José designado para esposo de la Virgen.
Veo una rica sala, con un suelo bonito, cortinas, alfombras y muebles taraceados. Debe formar parte del Templo todavía. Se deduce que hay sacerdotes (entre los cuales Zacarías) y muchos hombres de las más diversas edades, o sea, de los veinte a los cincuenta años aproximadamente.
Están hablando unos con otros, bajo pero animadamente. Se los ve inquietos por algo que desconozco. Todos están vestidos de fiesta, con vestidos nuevos o, al menos, recién lavados, como si estuvieran ataviados para una celebración. Muchos se han quitado el paño con que se cubren la cabeza, otros todavía lo tienen puesto, especialmente los ancianos, mientras que los jóvenes muestran sus cabezas descubiertas: unas rubio-oscuras, otras moreno-oscuras, algunas negrísimas, una — sólo ella — rojo-cobre. Las cabelleras son generalmente cortas, pero algunas de ellas llegan hasta los hombros. No deben conocerse todos entre sí porque se están observando con curiosidad. Pero parecen relacionados pues se ve que los apremia un pensamiento común.
En una de las esquinas veo a José. Está hablando con un anciano de aspecto robusto y vigoroso. José tendrá unos treinta años. Es un hombre apuesto; pelo corto, más bien rizado, de un castaño oscuro como el de la barba y el bigote, que velan un mentón bien conformado y suben hacia las mejillas moreno-rojizas, no aceitunadas como en el caso de otras personas morenas; tiene ojos oscuros, buenos y profundos, muy serios, incluso yo diría que un poco tristes. Sin embargo, cuando sonríe — como está haciendo en este momento —aparecen alegres y juveniles. Está vestido todo de marrón claro, de forma muy simple pero muy ordenada.
Entra un grupo de jóvenes levitas. Se disponen entre la puerta y una mesa larga y estrecha que está cerca de la pared en cuyo centro se encuentra la puerta, la cual queda abierta de par en par; sólo una cortina tensa, que pende hasta unos veinte centímetros del suelo, sigue cubriendo el vano.
La curiosidad se acentúa. Y más aún cuando una mano separa la cortina para dejar paso a un levita que lleva en los brazos un haz de ramas secas sobre el cual ha sido depositada delicadamente una ramilla florecida, una ligera espuma de pétalos blancos que apenas muestran un rosáceo esfumado que desde el centro se irradia, atenuándose cada vez más, hasta el extremo de los livianos pétalos. El levita deposita el haz de ramas encima de la mesa con exquisito cuidado para no lesionar el milagro de esa rama en flor en medio de tanta hojarasca.
Un murmullo recorre la sala. Los cuellos se alargan, las miradas se hacen más penetrantes, como para poder ver. Zacarías, con los sacerdotes, también trata de ver, estando como está más cerca de la mesa, pero no ve nada.

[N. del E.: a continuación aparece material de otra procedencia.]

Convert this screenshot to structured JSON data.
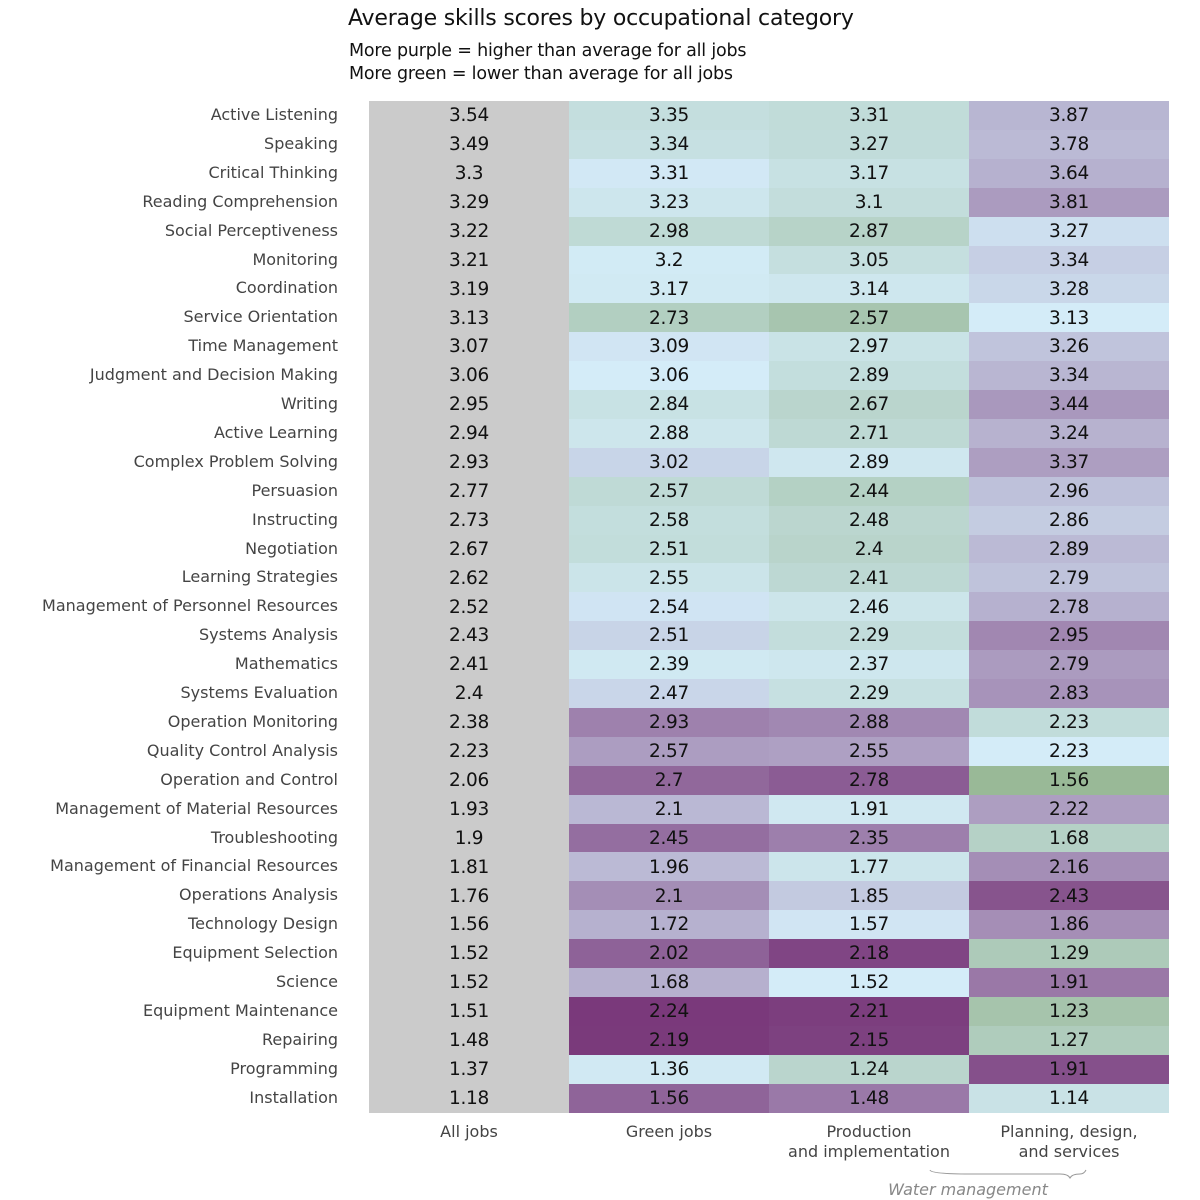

José, desde su esquina, apenas dirige los ojos hacia el haz de ramas, y, cuando su interlocutor le dice algo, él hace un gesto denegatorio como de quien dice: «¡Imposible!», y sonríe.

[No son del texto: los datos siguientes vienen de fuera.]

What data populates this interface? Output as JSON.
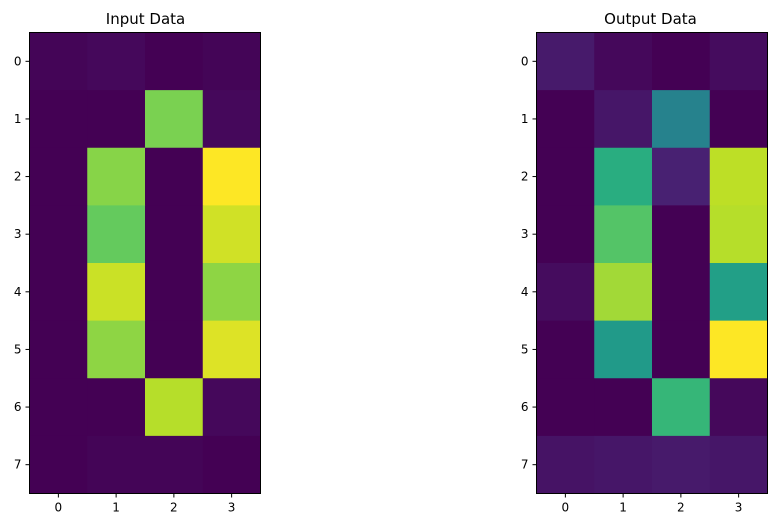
{
  "chart_data": [
    {
      "type": "heatmap",
      "title": "Input Data",
      "x_ticks": [
        "0",
        "1",
        "2",
        "3"
      ],
      "y_ticks": [
        "0",
        "1",
        "2",
        "3",
        "4",
        "5",
        "6",
        "7"
      ],
      "values": [
        [
          0.01,
          0.02,
          0.0,
          0.01
        ],
        [
          0.0,
          0.0,
          0.8,
          0.02
        ],
        [
          0.0,
          0.82,
          0.0,
          1.0
        ],
        [
          0.0,
          0.76,
          0.0,
          0.93
        ],
        [
          0.0,
          0.92,
          0.0,
          0.83
        ],
        [
          0.0,
          0.83,
          0.0,
          0.95
        ],
        [
          0.0,
          0.0,
          0.89,
          0.02
        ],
        [
          0.0,
          0.01,
          0.01,
          0.0
        ]
      ],
      "colormap": "viridis",
      "vlim": [
        0,
        1
      ]
    },
    {
      "type": "heatmap",
      "title": "Output Data",
      "x_ticks": [
        "0",
        "1",
        "2",
        "3"
      ],
      "y_ticks": [
        "0",
        "1",
        "2",
        "3",
        "4",
        "5",
        "6",
        "7"
      ],
      "values": [
        [
          0.07,
          0.02,
          0.0,
          0.03
        ],
        [
          0.0,
          0.06,
          0.44,
          0.0
        ],
        [
          0.0,
          0.62,
          0.09,
          0.9
        ],
        [
          0.0,
          0.73,
          0.0,
          0.89
        ],
        [
          0.03,
          0.86,
          0.0,
          0.56
        ],
        [
          0.0,
          0.54,
          0.0,
          1.0
        ],
        [
          0.0,
          0.0,
          0.66,
          0.02
        ],
        [
          0.05,
          0.06,
          0.07,
          0.06
        ]
      ],
      "colormap": "viridis",
      "vlim": [
        0,
        1
      ]
    }
  ]
}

Un toque de trompeta desde el otro lado de la cortina. Todos guardan silencio y se disponen en perfecto orden mirando hacia la puerta, ahora enteramente abierta, dado que a la cortina la hacen deslizarse sobre sus anillos. Rodeado de otros ancianos, entra el Sumo Pontífice. Todos se postran. El Pontífice se acerca a la mesa y, en pie, comienza a hablar:
– Hombres de la estirpe de David, que habéis convenido en este lugar por convocatoria mía, escuchad. El Señor ha hablado, ¡gloria a Él! De su Gloria un rayo ha descendido y, como sol de primavera, ha dado vida a una rama seca, y ésta ha florecido milagrosamente cuando ninguna rama de la tierra hoy está en flor, hoy, último día de las Luminarias, cuando aún no se ha derretido la nieve caída sobre las alturas de Judá y es lo único cándido que hay entre Sión y Betania. Dios ha hablado haciéndose padre y tutor de la Virgen de David, que no tiene tutor alguno aparte de Dios. Santa doncella, gloria del Templo y de la estirpe, ha merecido la palabra de Dios para conocer el nombre del esposo grato al Eterno. ¡Muy justo debe ser para haber sido elegido por el Señor para tutelar a su amada Virgen! Por ello nuestro dolor de perderla se aplaca, y cesa toda preocupación acerca de su destino como esposa. Y a aquel que ha sido señalado por Dios le confiamos, plenamente seguros, la Virgen que posee la bendición de Dios y la nuestra. El nombre del prometido es José de Jacob, betlemita, de la tribu de David, carpintero en Nazaret de Galilea. José, acércate; el Sumo Sacerdote te lo ordena.
Gran murmullo. Cabezas que se vuelven, ojos y manos que señalan, expresiones de desilusión y expresiones de alivio. Alguno, especialmente entre los viejos, debe haberse sentido contento de no haber sido destinado para ello.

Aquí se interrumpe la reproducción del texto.